The impressive thing about Culture Clash is how quickly its members skip from one culture to another. First Montoya plays an Asian car thief talking about his girlfriend "Miso" and the three pagers on his low-slung belt ("Third pager goin' off, blowin' up like a muthafucker"). Then Siguenza and Salinas play a pair of lesbians from San Diego, in a sketch that starts with three evocative words: "Warm soy milk." Then Montoya plays an ex-Marine who lives in Tijuana because rents in San Diego are too high. "Forget about color for just a minute," he says. "I'm tryin' to forget right now, that's why I'm drinkin' so much." He wears a cowboy hat, swills Budweiser, and listens to Dylan. Culture Clash keeps itself vital by spinning vivid characters from recorded interviews; and like every excursion in documentary theater, from The Vagina Monologues to The Laramie Project, the closer Culture Clash in AmeriCCa sticks to the interviews, the better.

A skit about three stoned white surfers in San Diego is not well played -- dumb surfers are easy targets, and the group exaggerates their mannerisms embarrassingly -- and a long, stoned conversation between two aging hippie women in Berkeley is crowd-pleasing but trite. The problem with politics in theater, or in any art, is not that art is too rarefied or pure for politics; the problem is that politics can so easily become a glib sort of self-consciousness, a way of saying, "I think these people are lame. I'm not like them at all" (the surfers) or, "Check it out! I'm on your side" (the hippie women). When Culture Clash wanders too far from its interview material, it falls back on political cliché, and the skits get boring.

The best skit of the evening may be Montoya's turn as Charlie Cinnamon, a New York Jew transplanted to Miami, who wears a loud shirt and thick glasses. Charlie's a Miami Beach theater publicist with an opinion on every aspect of life in Florida and the wider United States. The skit shows Salinas and Siguenza recording him with a movie camera.
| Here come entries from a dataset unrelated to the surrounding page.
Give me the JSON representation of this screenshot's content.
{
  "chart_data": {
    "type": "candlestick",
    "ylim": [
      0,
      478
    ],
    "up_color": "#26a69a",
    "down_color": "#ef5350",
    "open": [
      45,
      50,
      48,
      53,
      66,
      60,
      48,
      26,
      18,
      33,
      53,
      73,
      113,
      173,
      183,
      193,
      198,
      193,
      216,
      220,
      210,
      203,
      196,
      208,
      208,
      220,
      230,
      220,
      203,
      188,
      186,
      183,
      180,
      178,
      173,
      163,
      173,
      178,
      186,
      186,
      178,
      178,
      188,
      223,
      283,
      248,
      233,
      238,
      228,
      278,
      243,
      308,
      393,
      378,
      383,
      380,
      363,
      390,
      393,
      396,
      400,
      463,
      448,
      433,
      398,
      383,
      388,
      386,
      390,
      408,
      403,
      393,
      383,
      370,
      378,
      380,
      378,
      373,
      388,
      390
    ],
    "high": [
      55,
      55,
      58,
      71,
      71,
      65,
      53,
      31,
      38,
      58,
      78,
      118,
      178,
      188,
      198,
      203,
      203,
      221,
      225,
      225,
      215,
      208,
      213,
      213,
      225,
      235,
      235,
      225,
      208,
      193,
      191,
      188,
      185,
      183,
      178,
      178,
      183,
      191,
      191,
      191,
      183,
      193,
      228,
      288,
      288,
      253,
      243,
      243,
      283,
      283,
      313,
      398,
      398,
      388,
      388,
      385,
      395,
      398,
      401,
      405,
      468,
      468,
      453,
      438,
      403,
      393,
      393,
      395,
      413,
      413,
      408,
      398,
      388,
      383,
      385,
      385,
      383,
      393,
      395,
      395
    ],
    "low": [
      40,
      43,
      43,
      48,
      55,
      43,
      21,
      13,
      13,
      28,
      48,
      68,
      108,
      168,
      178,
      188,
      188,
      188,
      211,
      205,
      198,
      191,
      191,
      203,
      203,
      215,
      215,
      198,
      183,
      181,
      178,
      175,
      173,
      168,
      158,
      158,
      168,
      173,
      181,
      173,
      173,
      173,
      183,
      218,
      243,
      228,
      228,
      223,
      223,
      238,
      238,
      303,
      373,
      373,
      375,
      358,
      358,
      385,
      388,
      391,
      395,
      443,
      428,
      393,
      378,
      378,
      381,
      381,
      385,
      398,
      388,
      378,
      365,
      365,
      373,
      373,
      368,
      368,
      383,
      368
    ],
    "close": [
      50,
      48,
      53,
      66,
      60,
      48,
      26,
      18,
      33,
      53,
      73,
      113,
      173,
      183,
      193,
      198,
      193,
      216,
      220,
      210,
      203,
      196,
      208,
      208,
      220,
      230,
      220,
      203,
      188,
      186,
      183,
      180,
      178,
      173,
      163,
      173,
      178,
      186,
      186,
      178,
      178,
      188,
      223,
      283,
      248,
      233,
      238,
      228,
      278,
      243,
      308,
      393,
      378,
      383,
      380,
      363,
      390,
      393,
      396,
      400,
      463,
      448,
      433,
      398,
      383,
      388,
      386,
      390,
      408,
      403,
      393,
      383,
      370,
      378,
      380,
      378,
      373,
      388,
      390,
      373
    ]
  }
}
He explains that his last name is an Ellis Island mutation -- his uncle came out "Timmerman" -- and although he bitterly remembers "Gentiles Only" signs in Miami Beach, he harbors his own share of prejudice against Cubans. ("Uptight," he calls them. "Very tightly wound.") The skit does more than simply criticize an old-fashioned Miami Jew; it gives us a rounded, vivid character, stirred up by his own pungent opinions. "Do I like L.A.?" Cinnamon roars. "Is this on?" He peers into the camera. "FUCK L.A.! Bunch'a Froot Loops out there! Only place I hate worse than L.A.? [pause] Berkeley!" It turns out that the members of Culture Clash do their best work by carefully inhabiting the rhythms and mannerisms of people not like them -- that is, by transcending ethnicity.

Culture Clash in AmeriCCa is a jumble of old and new material that reflects on current life in the U.S. Most of it seems to have been written before Sept. 11, but a few touches bring things up to date, like an Osama bin Laden T-shirt and a massive, ghostly American flag in tones of brown (designed by Alexander Nichols), which lets the audience meditate on the meaning of patriotism. Montoya, Salinas, and Siguenza would like to be the Marx Brothers of the Latino left, and in their best routines they can remind an audience of that old American vitality, which comes from sloughing off shyness over what can and can't be said.